Contrariamente a lo que sus proponentes argumentan, un recorte del IVA no mejoraría la competitividad externa de la producción nacional. ¿Por qué? Porque no reduciría los costos para el productor y beneficiaría al consumidor abaratando en la misma proporción tanto los productos nacionales como los importados. Este es un punto en el que vale la pena insistir.

El IVA es un impuesto al consumo que, al estar gravado sobre el valor agregado, no aumenta los costos para el productor. El productor le pasa al Fisco el IVA en términos netos: el IVA que le cobra al consumidor menos el IVA que paga a sus proveedores. Además, el IVA no favorece ni desfavorece a los productos nacionales frente a los importados: el consumidor paga la misma tasa de IVA independientemente de si el producto que compra es importado o producido en el país. (Si lo que se quiere es abaratar los costos al productor nacional para mejorar la competitividad externa, lo que habría que reducir es el impuesto sobre la renta corporativa, y no el IVA.)

Un estímulo al consumo podría quizás reactivar el comercio (favoreciendo por ejemplo los ingresos de establecimientos que importan electrodomésticos para venderlos en el país), pero su efecto sobre la producción sería marginal y se vería neutralizado no solo por el desaliento a la inversión del antes mencionado aumento de la prima de riesgo país, sino también por el efecto contractivo que un déficit de balanza de pagos tendría sobre el crédito.
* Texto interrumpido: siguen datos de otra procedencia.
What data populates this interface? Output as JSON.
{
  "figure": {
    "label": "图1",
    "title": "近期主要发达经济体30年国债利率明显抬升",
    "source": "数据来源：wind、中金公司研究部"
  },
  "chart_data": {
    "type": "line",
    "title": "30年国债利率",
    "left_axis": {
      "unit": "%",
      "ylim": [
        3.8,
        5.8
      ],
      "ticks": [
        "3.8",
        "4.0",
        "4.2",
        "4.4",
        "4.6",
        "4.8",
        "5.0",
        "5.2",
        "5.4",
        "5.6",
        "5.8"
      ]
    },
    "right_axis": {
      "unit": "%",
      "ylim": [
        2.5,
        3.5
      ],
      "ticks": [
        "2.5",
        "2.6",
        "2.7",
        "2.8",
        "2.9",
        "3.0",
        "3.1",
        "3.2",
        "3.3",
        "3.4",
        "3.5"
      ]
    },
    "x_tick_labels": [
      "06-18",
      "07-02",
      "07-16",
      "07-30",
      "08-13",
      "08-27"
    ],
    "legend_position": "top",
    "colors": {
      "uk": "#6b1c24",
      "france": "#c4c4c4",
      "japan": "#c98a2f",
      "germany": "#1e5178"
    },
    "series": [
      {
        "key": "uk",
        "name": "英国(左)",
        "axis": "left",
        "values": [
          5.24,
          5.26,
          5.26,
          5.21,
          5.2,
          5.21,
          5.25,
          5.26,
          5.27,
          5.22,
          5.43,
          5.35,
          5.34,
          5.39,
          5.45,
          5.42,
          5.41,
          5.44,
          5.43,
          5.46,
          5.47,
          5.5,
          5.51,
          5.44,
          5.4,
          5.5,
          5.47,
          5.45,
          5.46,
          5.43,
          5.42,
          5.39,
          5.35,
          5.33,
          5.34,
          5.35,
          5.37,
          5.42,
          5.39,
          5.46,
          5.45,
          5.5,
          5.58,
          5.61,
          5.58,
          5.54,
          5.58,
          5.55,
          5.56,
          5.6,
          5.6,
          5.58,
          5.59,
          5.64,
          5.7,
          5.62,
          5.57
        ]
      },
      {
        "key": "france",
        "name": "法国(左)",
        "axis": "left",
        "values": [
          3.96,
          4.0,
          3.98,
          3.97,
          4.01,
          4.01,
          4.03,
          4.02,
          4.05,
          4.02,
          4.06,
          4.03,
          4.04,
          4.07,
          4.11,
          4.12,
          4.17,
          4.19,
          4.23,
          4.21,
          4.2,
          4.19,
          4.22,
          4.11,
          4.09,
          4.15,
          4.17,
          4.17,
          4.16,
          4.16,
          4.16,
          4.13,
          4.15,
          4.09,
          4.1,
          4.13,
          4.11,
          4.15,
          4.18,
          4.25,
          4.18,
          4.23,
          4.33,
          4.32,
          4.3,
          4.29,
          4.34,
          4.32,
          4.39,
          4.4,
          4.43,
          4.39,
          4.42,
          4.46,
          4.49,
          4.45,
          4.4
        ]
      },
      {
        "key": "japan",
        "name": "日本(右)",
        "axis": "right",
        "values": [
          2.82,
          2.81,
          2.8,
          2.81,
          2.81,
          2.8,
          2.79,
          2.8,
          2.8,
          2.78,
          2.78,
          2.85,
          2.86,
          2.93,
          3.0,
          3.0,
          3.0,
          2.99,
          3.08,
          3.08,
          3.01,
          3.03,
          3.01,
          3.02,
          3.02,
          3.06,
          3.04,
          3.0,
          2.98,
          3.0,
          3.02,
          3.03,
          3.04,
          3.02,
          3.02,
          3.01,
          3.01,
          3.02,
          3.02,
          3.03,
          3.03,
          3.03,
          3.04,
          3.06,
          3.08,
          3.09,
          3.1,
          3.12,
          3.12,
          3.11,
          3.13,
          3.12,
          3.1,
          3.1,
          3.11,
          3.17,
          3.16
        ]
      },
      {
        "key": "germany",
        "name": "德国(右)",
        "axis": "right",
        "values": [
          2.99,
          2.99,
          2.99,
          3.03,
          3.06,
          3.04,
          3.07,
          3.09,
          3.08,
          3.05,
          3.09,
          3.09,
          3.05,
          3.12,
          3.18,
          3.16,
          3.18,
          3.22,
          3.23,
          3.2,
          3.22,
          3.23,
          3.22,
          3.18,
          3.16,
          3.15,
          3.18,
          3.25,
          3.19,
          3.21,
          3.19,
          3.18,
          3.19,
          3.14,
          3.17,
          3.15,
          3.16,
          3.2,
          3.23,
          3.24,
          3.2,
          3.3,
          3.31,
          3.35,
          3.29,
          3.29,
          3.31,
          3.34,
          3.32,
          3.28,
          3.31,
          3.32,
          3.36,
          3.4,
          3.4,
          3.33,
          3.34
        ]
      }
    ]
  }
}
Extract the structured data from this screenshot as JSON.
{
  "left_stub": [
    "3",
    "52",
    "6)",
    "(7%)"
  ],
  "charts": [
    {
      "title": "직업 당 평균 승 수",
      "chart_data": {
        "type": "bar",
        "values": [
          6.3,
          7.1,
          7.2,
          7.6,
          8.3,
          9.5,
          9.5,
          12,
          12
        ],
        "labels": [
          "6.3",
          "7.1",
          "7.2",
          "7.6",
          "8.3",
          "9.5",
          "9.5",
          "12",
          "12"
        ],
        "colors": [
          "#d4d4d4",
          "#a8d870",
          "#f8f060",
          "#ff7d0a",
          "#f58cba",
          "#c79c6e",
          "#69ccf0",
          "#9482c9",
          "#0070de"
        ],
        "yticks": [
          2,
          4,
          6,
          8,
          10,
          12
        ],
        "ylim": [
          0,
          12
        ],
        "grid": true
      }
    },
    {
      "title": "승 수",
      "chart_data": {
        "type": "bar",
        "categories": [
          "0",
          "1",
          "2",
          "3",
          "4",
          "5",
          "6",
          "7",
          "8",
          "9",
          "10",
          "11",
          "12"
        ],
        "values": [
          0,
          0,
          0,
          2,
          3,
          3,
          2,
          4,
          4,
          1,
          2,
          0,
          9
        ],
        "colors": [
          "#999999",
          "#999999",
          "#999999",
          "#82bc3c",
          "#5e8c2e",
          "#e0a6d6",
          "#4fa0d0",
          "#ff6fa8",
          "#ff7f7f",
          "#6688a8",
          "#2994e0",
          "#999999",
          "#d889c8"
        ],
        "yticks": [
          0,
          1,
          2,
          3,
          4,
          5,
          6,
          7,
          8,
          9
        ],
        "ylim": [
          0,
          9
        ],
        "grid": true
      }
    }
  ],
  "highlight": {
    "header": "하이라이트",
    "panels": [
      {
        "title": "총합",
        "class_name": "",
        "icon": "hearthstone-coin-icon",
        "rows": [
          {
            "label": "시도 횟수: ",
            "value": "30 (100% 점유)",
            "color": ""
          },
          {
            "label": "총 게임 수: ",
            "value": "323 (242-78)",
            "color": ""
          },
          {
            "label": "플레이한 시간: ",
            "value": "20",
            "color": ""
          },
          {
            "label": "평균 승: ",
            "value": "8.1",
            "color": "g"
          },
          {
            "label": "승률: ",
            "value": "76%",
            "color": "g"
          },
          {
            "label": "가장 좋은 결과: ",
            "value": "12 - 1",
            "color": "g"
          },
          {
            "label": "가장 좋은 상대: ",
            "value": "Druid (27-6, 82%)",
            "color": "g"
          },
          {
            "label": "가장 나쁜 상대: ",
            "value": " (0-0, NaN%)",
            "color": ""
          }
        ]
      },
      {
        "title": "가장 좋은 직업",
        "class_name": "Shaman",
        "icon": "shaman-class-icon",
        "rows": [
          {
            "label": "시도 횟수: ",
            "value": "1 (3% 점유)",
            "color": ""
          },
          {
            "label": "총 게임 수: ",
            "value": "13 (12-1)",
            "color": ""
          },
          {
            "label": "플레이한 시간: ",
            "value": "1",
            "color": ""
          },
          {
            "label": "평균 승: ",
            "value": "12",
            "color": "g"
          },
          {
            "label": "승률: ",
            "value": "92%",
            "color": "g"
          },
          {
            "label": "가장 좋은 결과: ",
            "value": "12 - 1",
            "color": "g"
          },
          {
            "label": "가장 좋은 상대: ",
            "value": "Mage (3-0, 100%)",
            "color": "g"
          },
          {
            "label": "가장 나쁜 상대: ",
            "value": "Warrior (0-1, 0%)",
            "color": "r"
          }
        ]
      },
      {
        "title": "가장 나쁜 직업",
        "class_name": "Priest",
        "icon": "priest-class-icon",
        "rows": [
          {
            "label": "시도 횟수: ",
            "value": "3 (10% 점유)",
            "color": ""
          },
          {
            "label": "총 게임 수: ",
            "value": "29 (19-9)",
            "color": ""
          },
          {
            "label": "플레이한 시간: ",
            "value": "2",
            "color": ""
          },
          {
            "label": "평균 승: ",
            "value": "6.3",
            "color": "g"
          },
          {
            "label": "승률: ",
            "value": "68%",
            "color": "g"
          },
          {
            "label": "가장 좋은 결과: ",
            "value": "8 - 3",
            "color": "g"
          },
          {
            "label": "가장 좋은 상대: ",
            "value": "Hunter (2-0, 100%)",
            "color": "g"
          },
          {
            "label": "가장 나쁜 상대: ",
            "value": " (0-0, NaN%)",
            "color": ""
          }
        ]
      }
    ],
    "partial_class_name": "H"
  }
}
En una economía dolarizada, en la que el Banco Central no le presta al gobierno, el crédito al sector privado crece solo si crecen los depósitos, y estos crecen solo si hay ingresos de dólares al país a través de la balanza de pagos.

El desplazamiento del consumo hacia importaciones (intensificado porque el país está caro) tendería, por tanto, a contraer el crédito bancario.
En suma, en las condiciones actuales del país, la propuesta de bajar el IVA promete poco o nada en términos de crecimiento y generación de empleo, y mucho en términos de una mayor prima de riesgo país, un debilitamiento de la balanza de pagos y problemas para el crédito doméstico. Los efectos adversos dominarían sobre el débil efecto expansivo. Así, un recorte del IVA terminaría siendo contractivo: en vez de acelerar el crecimiento y la generación de empleo, los desaceleraría.

Lo que la economía ecuatoriana requiere en la coyuntura actual para crecer no es un estímulo al consumo sino un respiro en la balanza de pagos (a través del acuerdo financiero con el Fondo Monetario Internacional) y un mejor ambiente para el emprendimiento, tal que promueva la inversión privada, nacional y foránea, especialmente en actividades económicas que ahorren o generen divisas.

La política pública debe sentar las condiciones para que nuestra dolarizada economía engendre un superávit estructural en la balanza de pagos, mediante reformas que ayuden a reducir la prima de riesgo soberano (a través, entre otras cosas, de mayor seguridad jurídica y del control del endeudamiento público con base en el fortalecimiento de la posición fiscal) y mejorar la competitividad externa de la producción nacional (a través, entre otras cosas, de un mercado laboral moderno, con mayor movilidad y dotado de trabajadores mejor preparados). En la actual coyuntura, el énfasis debería estar en “crecer para consumir” en lugar de “consumir para crecer”.

 *Director del Centro de Investigaciones Económicas, UDLA, Profesor de Columbia University, New York.